OSMAN ÖZBAŞ İLE BİR SOHBET: EDEBİYAT VE ŞEHRİ TAKİP ETMEK - YAZAN: Necdet CURA

OSMAN ÖZBAŞ İLE BİR SOHBET: EDEBİYAT VE ŞEHRİ TAKİP ETMEK - YAZAN: Necdet CURA
13 Ekim 2022 - 21:53 - Güncelleme: 14 Ekim 2022 - 10:23

OSMAN ÖZBAŞ İLE BİR SOHBET: EDEBİYAT VE ŞEHRİ TAKİP ETMEK
                                                                                         Necdet CURA

-Osman bey, öncelikli olarak bizim teklifimizi kabul ettiğiniz için teşekkür ederim.
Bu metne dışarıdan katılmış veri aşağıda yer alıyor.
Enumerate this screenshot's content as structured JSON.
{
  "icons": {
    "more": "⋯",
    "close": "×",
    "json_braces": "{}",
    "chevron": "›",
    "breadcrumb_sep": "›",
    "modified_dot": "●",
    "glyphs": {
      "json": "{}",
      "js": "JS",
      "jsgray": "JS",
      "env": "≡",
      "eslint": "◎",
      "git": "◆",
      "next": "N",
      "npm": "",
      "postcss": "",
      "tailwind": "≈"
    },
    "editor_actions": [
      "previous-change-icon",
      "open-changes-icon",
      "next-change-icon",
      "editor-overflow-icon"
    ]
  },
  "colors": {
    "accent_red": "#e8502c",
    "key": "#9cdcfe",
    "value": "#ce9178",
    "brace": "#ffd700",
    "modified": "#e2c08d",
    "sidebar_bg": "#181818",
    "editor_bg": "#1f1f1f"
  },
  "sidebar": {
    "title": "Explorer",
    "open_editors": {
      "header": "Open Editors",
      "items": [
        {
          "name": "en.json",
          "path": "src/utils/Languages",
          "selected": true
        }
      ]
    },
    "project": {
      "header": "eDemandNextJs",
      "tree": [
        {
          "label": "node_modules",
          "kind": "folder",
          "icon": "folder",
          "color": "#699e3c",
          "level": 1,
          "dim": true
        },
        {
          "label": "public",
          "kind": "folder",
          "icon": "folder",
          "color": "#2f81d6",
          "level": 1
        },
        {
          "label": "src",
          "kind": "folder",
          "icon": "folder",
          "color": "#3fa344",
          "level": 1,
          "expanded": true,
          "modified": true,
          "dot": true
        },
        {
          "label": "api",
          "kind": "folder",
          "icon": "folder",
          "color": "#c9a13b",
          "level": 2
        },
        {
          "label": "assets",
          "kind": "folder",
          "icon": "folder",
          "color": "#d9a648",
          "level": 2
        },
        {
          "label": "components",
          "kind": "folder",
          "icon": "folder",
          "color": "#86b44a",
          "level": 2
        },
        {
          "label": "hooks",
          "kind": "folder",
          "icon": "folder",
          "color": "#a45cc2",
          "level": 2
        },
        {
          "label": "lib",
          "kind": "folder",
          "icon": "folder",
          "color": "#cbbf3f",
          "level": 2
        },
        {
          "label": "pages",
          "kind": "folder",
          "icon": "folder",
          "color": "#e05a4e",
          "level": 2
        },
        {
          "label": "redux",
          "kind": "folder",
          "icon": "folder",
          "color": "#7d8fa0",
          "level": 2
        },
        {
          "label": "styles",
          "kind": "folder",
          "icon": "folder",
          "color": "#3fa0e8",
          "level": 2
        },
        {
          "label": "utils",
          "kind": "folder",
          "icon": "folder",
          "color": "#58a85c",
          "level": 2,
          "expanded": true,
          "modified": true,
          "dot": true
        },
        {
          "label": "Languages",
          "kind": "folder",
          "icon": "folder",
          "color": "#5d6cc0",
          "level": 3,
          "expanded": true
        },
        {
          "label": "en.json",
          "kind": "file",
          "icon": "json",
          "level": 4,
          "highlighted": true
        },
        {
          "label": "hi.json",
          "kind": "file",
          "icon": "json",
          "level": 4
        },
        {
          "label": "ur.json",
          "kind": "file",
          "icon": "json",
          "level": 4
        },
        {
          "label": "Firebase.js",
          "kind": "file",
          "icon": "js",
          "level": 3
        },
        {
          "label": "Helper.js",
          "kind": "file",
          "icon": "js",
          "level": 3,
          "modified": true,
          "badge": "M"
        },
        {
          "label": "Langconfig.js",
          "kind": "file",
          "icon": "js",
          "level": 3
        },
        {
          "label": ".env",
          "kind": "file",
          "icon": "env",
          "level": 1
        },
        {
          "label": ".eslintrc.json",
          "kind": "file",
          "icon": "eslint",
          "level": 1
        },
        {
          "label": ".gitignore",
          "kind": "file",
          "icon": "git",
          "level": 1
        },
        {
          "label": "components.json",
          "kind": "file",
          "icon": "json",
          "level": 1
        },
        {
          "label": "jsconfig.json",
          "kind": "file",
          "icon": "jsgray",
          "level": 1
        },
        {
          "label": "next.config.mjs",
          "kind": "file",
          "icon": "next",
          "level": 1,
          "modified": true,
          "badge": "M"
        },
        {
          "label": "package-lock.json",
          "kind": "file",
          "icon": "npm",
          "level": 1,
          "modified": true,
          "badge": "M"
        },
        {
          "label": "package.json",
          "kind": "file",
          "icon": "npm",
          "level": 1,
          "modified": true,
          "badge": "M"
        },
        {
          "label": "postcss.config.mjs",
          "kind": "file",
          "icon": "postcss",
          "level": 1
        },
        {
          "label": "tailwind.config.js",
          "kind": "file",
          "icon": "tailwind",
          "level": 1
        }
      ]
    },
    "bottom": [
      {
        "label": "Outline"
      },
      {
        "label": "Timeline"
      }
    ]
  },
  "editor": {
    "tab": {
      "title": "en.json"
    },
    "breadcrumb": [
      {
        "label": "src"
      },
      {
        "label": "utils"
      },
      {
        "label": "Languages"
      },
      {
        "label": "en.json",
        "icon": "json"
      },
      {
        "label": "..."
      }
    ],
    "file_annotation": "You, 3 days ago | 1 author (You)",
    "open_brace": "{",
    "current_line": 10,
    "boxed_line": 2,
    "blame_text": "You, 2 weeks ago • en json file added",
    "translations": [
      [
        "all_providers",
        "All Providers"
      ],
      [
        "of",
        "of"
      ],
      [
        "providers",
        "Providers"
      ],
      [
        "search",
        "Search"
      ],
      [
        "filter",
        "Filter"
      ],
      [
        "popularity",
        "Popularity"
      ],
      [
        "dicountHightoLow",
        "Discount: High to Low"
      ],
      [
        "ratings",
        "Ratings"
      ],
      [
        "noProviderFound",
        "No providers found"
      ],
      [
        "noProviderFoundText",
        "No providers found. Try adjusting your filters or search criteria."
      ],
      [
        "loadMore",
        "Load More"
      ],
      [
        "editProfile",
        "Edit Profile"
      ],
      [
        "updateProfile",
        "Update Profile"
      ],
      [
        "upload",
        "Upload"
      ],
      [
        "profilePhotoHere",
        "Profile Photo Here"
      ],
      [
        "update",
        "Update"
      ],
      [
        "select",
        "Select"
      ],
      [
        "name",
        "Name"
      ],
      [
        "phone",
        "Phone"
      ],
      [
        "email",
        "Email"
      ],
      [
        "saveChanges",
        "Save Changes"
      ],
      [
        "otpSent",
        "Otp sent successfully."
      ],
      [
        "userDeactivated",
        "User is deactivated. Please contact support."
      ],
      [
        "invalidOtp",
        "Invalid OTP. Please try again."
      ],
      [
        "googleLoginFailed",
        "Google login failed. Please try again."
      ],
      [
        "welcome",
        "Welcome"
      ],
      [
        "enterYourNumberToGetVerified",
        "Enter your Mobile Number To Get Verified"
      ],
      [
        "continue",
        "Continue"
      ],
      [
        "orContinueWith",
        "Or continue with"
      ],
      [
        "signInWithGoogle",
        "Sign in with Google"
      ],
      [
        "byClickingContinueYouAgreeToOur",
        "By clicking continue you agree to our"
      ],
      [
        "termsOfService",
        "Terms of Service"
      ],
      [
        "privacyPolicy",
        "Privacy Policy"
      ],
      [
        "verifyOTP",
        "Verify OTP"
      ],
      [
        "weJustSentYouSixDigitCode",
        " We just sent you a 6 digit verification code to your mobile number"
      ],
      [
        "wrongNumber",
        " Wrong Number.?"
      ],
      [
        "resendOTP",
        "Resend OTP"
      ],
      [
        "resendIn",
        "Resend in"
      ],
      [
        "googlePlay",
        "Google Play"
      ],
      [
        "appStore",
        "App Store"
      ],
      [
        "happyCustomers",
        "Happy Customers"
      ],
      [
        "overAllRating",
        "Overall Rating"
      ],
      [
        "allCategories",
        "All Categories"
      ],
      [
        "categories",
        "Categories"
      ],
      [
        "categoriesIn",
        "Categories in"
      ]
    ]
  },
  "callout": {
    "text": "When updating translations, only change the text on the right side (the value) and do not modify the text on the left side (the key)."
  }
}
Bize doğduğunuz çevreden, aileden ve Manisa’dan bahsedebilir misiniz?

Ailem Manisalıdır; baba dedem Bulgaristan Petriç bölgesinden, hatta geliş hikâyesini de anlatayım, beş-altı yaşlarındayken Müslüman ahaliyi yok etmek için camide toplatılan kalabalığın içinde annesi tarafından küçük bir delikten dışarı itilerek, ‘arkadan bakmadan kaç, Osmanlı zabiti görünceye kadar koş’ denilerek hayatını kurtaran evladı Fatihandandır. Bir ara dönüp baktığında alevler içinde kalan camide ailesi yanmıştır. Sonra Manisa’ya gelmiş.
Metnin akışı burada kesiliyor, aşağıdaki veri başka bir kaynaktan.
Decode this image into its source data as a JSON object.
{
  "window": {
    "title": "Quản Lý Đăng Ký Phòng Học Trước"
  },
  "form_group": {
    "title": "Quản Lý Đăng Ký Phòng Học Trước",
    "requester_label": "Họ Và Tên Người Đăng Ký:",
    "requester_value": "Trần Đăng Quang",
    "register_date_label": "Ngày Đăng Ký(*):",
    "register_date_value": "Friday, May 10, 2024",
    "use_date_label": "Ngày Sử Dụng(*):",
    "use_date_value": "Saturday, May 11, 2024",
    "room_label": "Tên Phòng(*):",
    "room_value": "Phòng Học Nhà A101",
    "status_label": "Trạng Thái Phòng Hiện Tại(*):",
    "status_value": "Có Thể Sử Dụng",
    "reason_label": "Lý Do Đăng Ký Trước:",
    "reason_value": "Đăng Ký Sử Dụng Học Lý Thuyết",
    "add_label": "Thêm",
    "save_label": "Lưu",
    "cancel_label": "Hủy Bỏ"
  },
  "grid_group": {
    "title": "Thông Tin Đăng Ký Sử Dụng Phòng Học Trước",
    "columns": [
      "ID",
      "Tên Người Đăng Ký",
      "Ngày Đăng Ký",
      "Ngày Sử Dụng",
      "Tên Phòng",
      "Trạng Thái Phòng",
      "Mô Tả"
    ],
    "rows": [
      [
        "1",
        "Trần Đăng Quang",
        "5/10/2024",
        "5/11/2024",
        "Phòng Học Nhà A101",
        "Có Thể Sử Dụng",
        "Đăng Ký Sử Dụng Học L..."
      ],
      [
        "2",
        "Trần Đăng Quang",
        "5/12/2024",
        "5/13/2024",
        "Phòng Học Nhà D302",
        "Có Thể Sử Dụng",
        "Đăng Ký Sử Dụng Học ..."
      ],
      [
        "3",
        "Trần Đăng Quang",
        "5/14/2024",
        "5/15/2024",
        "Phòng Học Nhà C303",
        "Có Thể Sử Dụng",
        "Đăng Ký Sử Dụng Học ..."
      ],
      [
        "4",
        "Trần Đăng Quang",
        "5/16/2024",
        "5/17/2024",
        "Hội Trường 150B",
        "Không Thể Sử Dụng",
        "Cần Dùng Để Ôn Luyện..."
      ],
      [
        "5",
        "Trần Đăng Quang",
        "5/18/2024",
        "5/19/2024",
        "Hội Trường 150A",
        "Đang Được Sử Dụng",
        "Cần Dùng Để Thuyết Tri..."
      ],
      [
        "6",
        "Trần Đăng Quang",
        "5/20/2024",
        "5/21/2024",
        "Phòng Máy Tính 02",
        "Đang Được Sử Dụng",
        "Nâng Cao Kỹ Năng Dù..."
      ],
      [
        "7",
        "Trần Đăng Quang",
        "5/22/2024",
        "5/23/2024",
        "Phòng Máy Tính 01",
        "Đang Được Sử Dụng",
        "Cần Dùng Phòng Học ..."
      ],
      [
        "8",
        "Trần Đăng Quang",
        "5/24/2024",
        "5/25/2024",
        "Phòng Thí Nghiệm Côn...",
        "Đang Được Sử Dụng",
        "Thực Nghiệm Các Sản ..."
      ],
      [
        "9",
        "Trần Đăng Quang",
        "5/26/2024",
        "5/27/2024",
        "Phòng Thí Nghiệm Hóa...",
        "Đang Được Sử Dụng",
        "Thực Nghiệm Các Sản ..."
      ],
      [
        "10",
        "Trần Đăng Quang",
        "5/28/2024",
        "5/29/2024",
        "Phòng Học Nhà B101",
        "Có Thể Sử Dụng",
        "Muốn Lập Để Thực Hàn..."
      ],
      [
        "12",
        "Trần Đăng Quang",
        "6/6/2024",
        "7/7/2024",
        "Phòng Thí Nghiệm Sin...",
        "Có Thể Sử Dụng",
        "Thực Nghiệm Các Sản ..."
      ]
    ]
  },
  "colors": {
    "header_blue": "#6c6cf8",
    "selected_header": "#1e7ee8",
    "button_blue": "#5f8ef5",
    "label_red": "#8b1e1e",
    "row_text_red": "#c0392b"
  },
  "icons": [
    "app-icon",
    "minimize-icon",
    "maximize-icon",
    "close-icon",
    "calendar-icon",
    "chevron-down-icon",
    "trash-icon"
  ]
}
Anne tarafım da Manisalıdır. Benim doğduğumda Manisa herhalde 60-70 bin nüfustu, komşuluklarıyla, sokak oyunlarımızla, hep tanıdık-bildik simalarla küçük mahalleler ve geleneksel çarşı kültürünün yaşadığı dönemdi. Yaz akşamları kapı önlerine kilim serilir oturulur, çocuklara salçalı ekmek verilerek avutulur, alışverişte söz ağızdan çıkınca arkasına bakılmaz, yardımlaşma kültüründe veren el-alan el görünmez, insanın görgüsünde namus-ahlak kavramları önemli bir değer kabul edilirdi.   

-Bir sohbetinizde ‘’kavramsallaşma’’ üzerinden bazı şeyleri açıklamayı tercih ettiğinizi söylüyorsunuz. İnsanı var eden sanat, felsefe, estetik gibi olguların önemi nedir?

Kavramı kelime olmaktan ayrıştıran özellik olgulara işaret etmesidir; bence bakış açısını verir ve bu bir perspektiftir. Şöyle ki kavram bir model sunarken ya da açıklarken kendi içinde olanı dışındakilerden ayırarak karakterize eder. İşte bu karakter ‘estetiktir.’ Mesela sosyal olaylarla ilgili kavram değer yargılarını, yaşam tarzını, çevre ilişkilerini, kültürü, hukuk düzeni gibi ilişkileri dural olarak kabul ederken o kavramın perspektifiyle uyuşuyorsa bir fikir oluşur. Fikirler kendini ifade ediş –açığa vurma- halinde sanatın temelidir; sanat ise birbirini bütünleyen kabulleriyle (olgularla), hareketli değişkenler karşısındaki duruşunu sembolize ettikçe felsefî olur.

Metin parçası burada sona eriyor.